Es uno de los más grandes, sino el que más, de la historia del deporte español. Sus éxitos llevan más de una década acompañándonos y haciéndonos vibrar, y también sufrir. Su esfuerzo, constancia, sus “resurrecciones” y su impresionante capacidad de resistencia y voluntad de no rendirse jamás lo hacen admirable. Pero no solo es eso. Hay algo más, algo que trasciende el deporte y el triunfo por lo que Rafa Nadal es querido por tantos y que muchos lo sientan y entiendan como algo propio, alguien con quien se alegra con sus victorias y sufre con sus derrotas.
¿Por qué amamos a Nadal?
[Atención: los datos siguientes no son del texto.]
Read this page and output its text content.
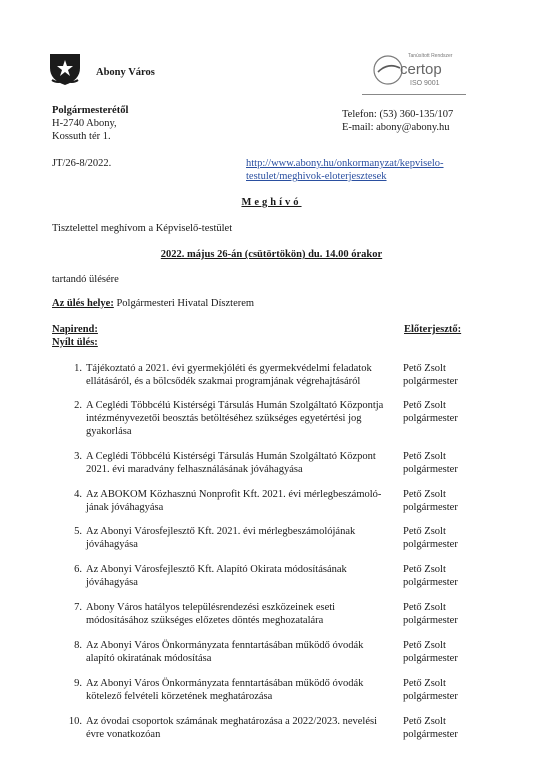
Abony Város
Tanúsított Rendszer
certop
ISO 9001
Polgármesterétől
H-2740 Abony,
Kossuth tér 1.
Telefon: (53) 360-135/107
E-mail: abony@abony.hu
JT/26-8/2022.	http://www.abony.hu/onkormanyzat/kepviselo-
testulet/meghivok-eloterjesztesek
Meghívó
Tisztelettel meghívom a Képviselő-testület
2022. május 26-án (csütörtökön) du. 14.00 órakor
tartandó ülésére
Az ülés helye: Polgármesteri Hivatal Díszterem
Napirend:
Nyílt ülés:
Előterjesztő:
1. Tájékoztató a 2021. évi gyermekjóléti és gyermekvédelmi feladatok
ellátásáról, és a bölcsődék szakmai programjának végrehajtásáról
Pető Zsolt
polgármester
2. A Ceglédi Többcélú Kistérségi Társulás Humán Szolgáltató Központja
intézményvezetői beosztás betöltéséhez szükséges egyetértési jog
gyakorlása
Pető Zsolt
polgármester
3. A Ceglédi Többcélú Kistérségi Társulás Humán Szolgáltató Központ
2021. évi maradvány felhasználásának jóváhagyása
Pető Zsolt
polgármester
4. Az ABOKOM Közhasznú Nonprofit Kft. 2021. évi mérlegbeszámoló-
jának jóváhagyása
Pető Zsolt
polgármester
5. Az Abonyi Városfejlesztő Kft. 2021. évi mérlegbeszámolójának
jóváhagyása
Pető Zsolt
polgármester
6. Az Abonyi Városfejlesztő Kft. Alapító Okirata módosításának
jóváhagyása
Pető Zsolt
polgármester
7. Abony Város hatályos településrendezési eszközeinek eseti
módosításához szükséges előzetes döntés meghozatalára
Pető Zsolt
polgármester
8. Az Abonyi Város Önkormányzata fenntartásában működő óvodák
alapító okiratának módosítása
Pető Zsolt
polgármester
9. Az Abonyi Város Önkormányzata fenntartásában működő óvodák
kötelező felvételi körzetének meghatározása
Pető Zsolt
polgármester
10. Az óvodai csoportok számának meghatározása a 2022/2023. nevelési
évre vonatkozóan
Pető Zsolt
polgármester
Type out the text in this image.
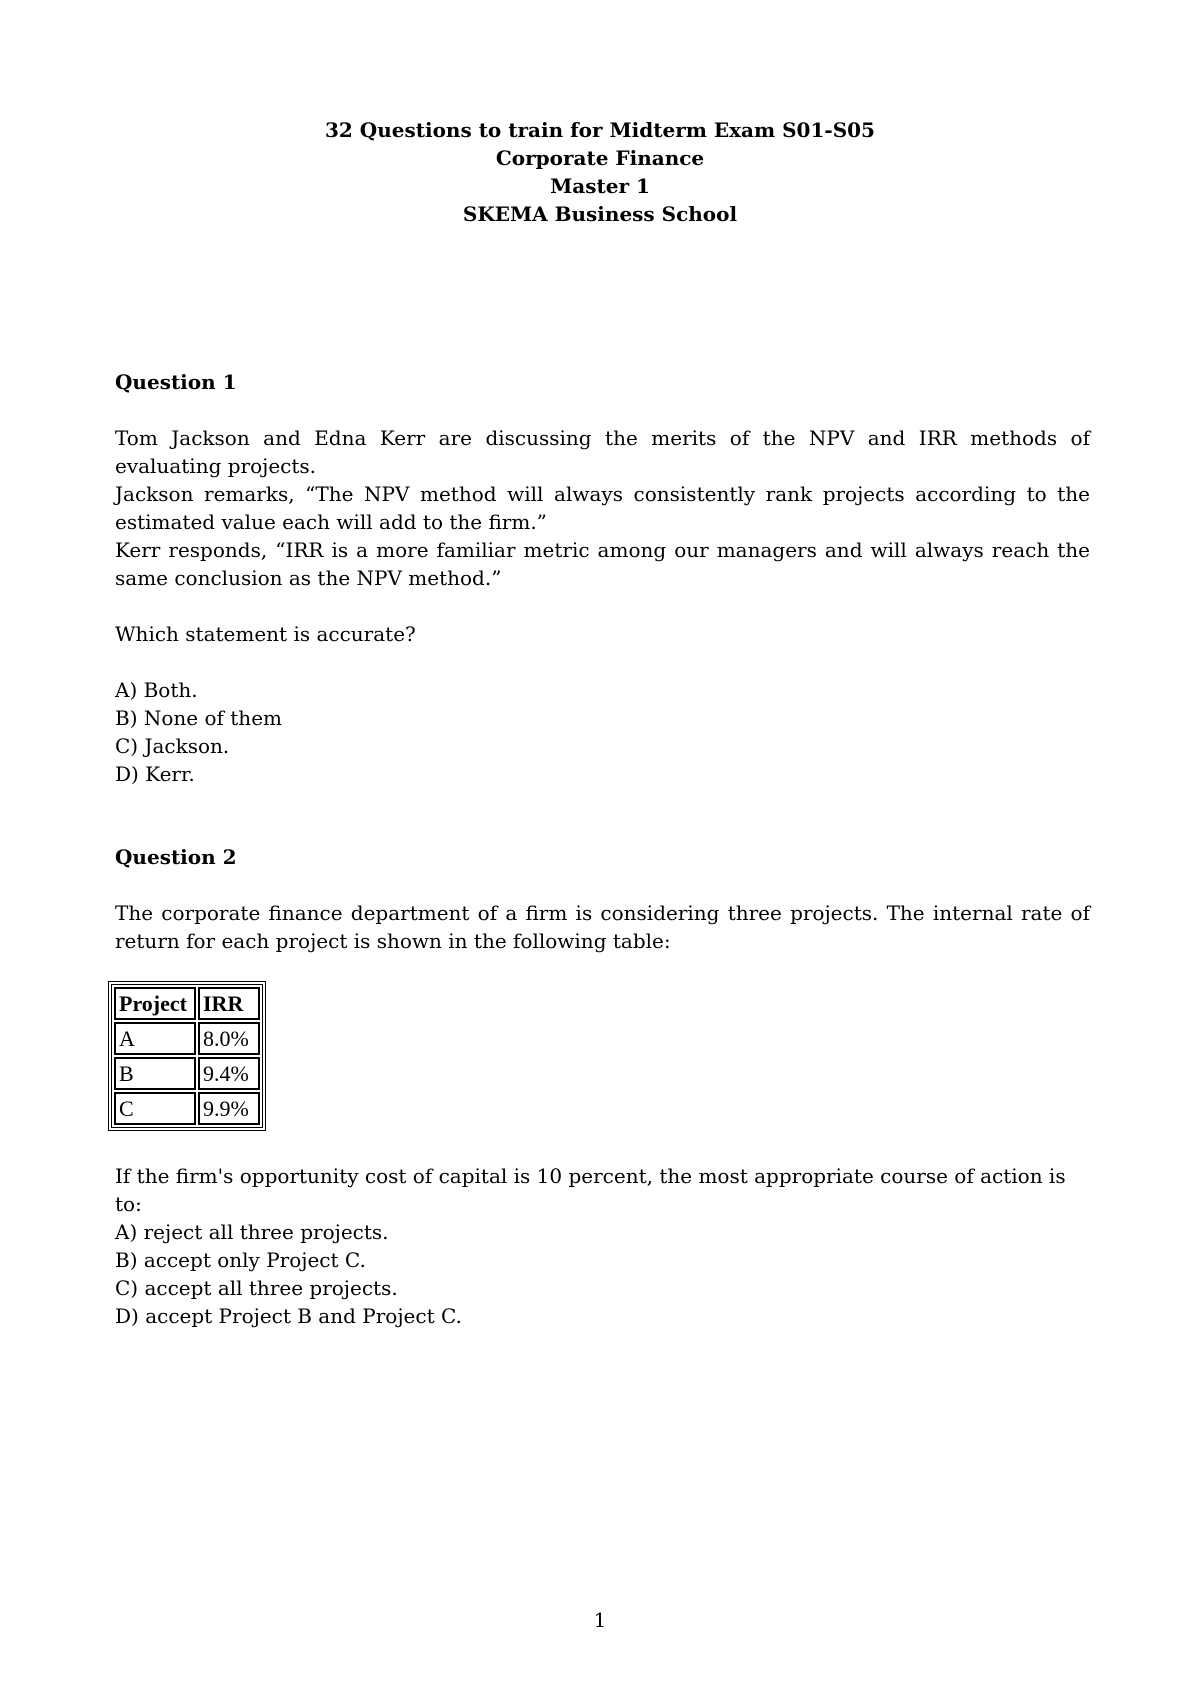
32 Questions to train for Midterm Exam S01-S05
Corporate Finance
Master 1
SKEMA Business School
Question 1
Tom Jackson and Edna Kerr are discussing the merits of the NPV and IRR methods of evaluating projects.
Jackson remarks, “The NPV method will always consistently rank projects according to the estimated value each will add to the firm.”
Kerr responds, “IRR is a more familiar metric among our managers and will always reach the same conclusion as the NPV method.”
Which statement is accurate?
A) Both.
B) None of them
C) Jackson.
D) Kerr.
Question 2
The corporate finance department of a firm is considering three projects. The internal rate of return for each project is shown in the following table:
Project	IRR
A	8.0%
B	9.4%
C	9.9%
If the firm's opportunity cost of capital is 10 percent, the most appropriate course of action is to:
A) reject all three projects.
B) accept only Project C.
C) accept all three projects.
D) accept Project B and Project C.
1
Más allá de sus triunfos, su tesón y su humildad en medio de tanta soberbia, por cosas como las que protagonizó en la noche del domingo tras ganar su cuarto USA Open. Se dirigió al público primero en inglés, como era preceptivo, pero para finalizar lo hizo en español, como muestra de hermandad, respeto y propia identidad con los muchos hispanos de EEUU. Y la pista neoyorquina se vino literalmente abajo en un aplauso ensordecedor.
No es la primera que el tenista tiene esos gestos ni la última será, pues con naturalidad expone con humilde orgullo sus señas de identidad, su normalidad sencilla que en la impostada anormalidad cotidiana reluce de manera especial. En Nueva York lo hizo y con ello hizo más por nuestra lengua, que es mundial, por nuestra cultura, pues qué si no es el idioma, la piedra angular de una cultura, que ha hecho ese sectario ultraizquierdista ahora director del Cervantes que no solo la desdeña sino que rechazó que el español pudiera exhibirse como una seña esencial de la Marca España. ¿Cabe mayor estupidez?
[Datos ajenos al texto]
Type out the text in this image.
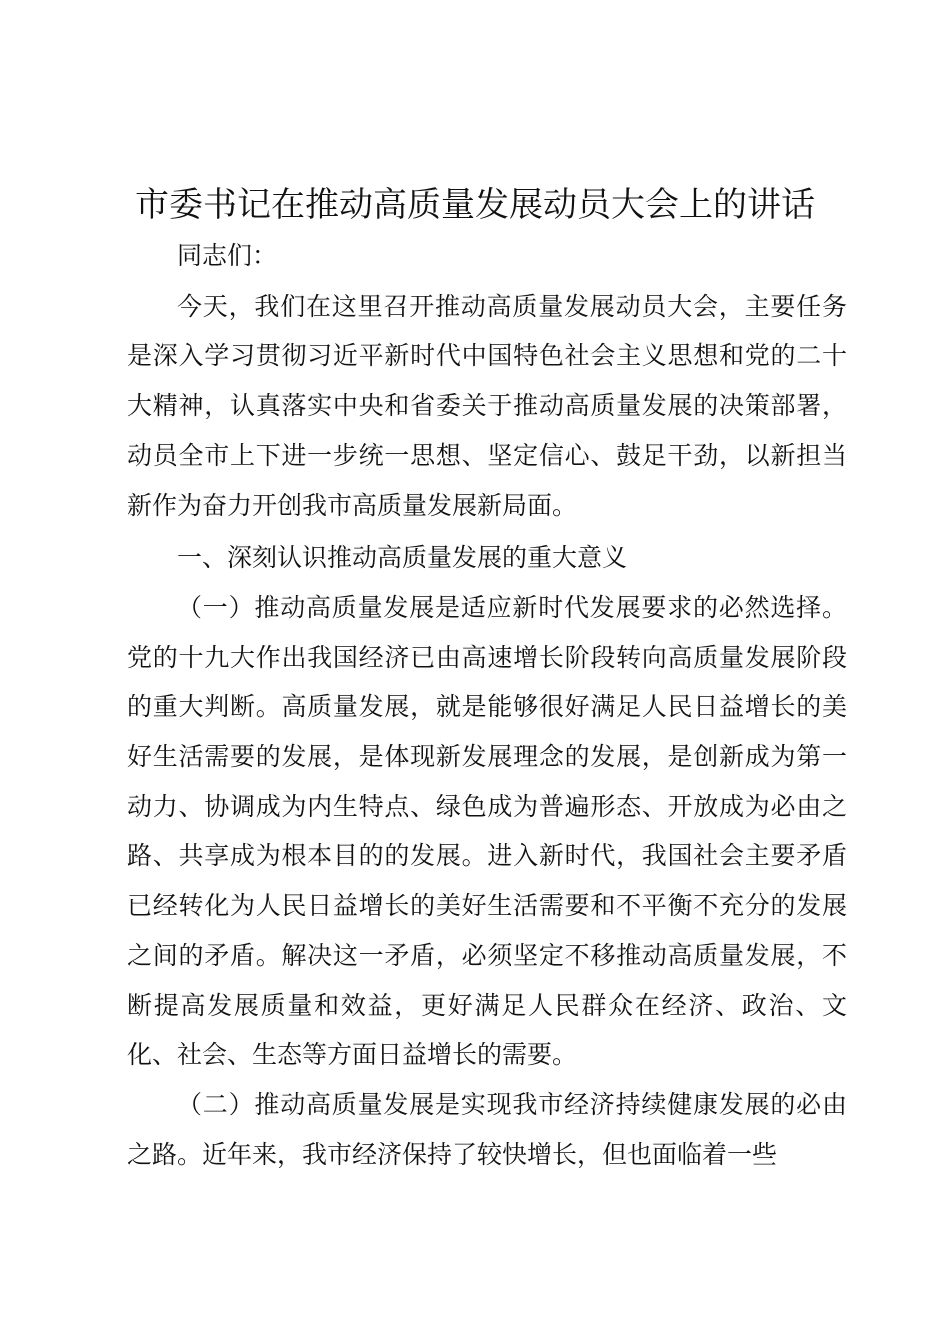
市委书记在推动高质量发展动员大会上的讲话

同志们：

今天，我们在这里召开推动高质量发展动员大会，主要任务是深入学习贯彻习近平新时代中国特色社会主义思想和党的二十大精神，认真落实中央和省委关于推动高质量发展的决策部署，动员全市上下进一步统一思想、坚定信心、鼓足干劲，以新担当新作为奋力开创我市高质量发展新局面。

一、深刻认识推动高质量发展的重大意义

（一）推动高质量发展是适应新时代发展要求的必然选择。党的十九大作出我国经济已由高速增长阶段转向高质量发展阶段的重大判断。高质量发展，就是能够很好满足人民日益增长的美好生活需要的发展，是体现新发展理念的发展，是创新成为第一动力、协调成为内生特点、绿色成为普遍形态、开放成为必由之路、共享成为根本目的的发展。进入新时代，我国社会主要矛盾已经转化为人民日益增长的美好生活需要和不平衡不充分的发展之间的矛盾。解决这一矛盾，必须坚定不移推动高质量发展，不断提高发展质量和效益，更好满足人民群众在经济、政治、文化、社会、生态等方面日益增长的需要。

（二）推动高质量发展是实现我市经济持续健康发展的必由之路。近年来，我市经济保持了较快增长，但也面临着一些
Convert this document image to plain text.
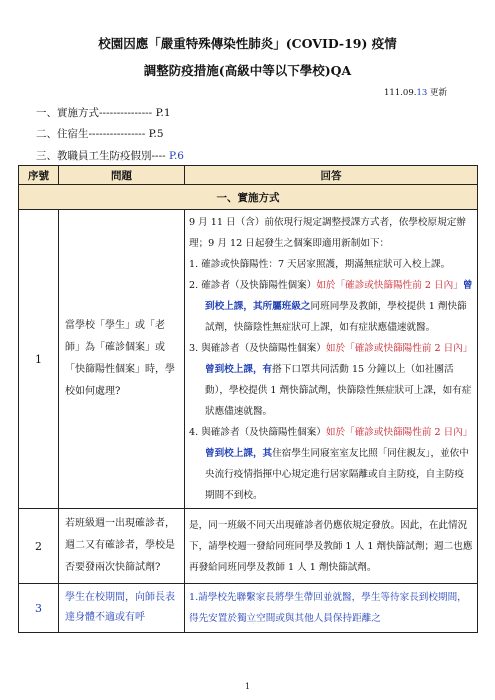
校園因應「嚴重特殊傳染性肺炎」(COVID-19) 疫情
調整防疫措施(高級中等以下學校)QA
111.09.13 更新
一、實施方式--------------- P.1
二、住宿生---------------- P.5
三、教職員工生防疫假別---- P.6
序號	問題	回答
一、實施方式		
1	當學校「學生」或「老師」為「確診個案」或「快篩陽性個案」時，學校如何處理?	9 月 11 日（含）前依現行規定調整授課方式者，依學校原規定辦理；9 月 12 日起發生之個案即適用新制如下：

1. 確診或快篩陽性：7 天居家照護，期滿無症狀可入校上課。

2. 確診者（及快篩陽性個案）如於「確診或快篩陽性前 2 日內」曾到校上課，其所屬班級之同班同學及教師，學校提供 1 劑快篩試劑，快篩陰性無症狀可上課，如有症狀應儘速就醫。

3. 與確診者（及快篩陽性個案）如於「確診或快篩陽性前 2 日內」曾到校上課，有搭下口罩共同活動 15 分鐘以上（如社團活動），學校提供 1 劑快篩試劑，快篩陰性無症狀可上課，如有症狀應儘速就醫。

4. 與確診者（及快篩陽性個案）如於「確診或快篩陽性前 2 日內」曾到校上課，其住宿學生同寢室室友比照「同住親友」，並依中央流行疫情指揮中心規定進行居家隔離或自主防疫，自主防疫期間不到校。

2	若班級週一出現確診者，週二又有確診者，學校是否要發兩次快篩試劑?	是，同一班級不同天出現確診者仍應依規定發放。因此，在此情況下，請學校週一發給同班同學及教師 1 人 1 劑快篩試劑；週二也應再發給同班同學及教師 1 人 1 劑快篩試劑。
3	學生在校期間，向師長表達身體不適或有呼	1.請學校先聯繫家長將學生帶回並就醫，學生等待家長到校期間，得先安置於獨立空間或與其他人員保持距離之
1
El español avanza con rapidez, tanto como aquí es atacado, despreciado y perseguido por nacionalismos retrógrados y regionalismos paletos, pero no es menos cierto que aumenta el ataque sobre toda nuestra huella y nuestra historia en aquel continente que fue descubierto por nuestros antepasados y hoy es parte esencial y mayoritaria de la hispanidad. A quienes nos quieren borrar no les falta ayuda desde aquí, pues los autodenominados “progresistas” se han convertido en lo mayores impulsores de la Leyenda Negra y en los mayores odiadores de cualquier símbolo o recuerdo que dé testimonio de nuestra presencia allí.
Por eso, por ser con toda naturalidad español, amamos a Nadal.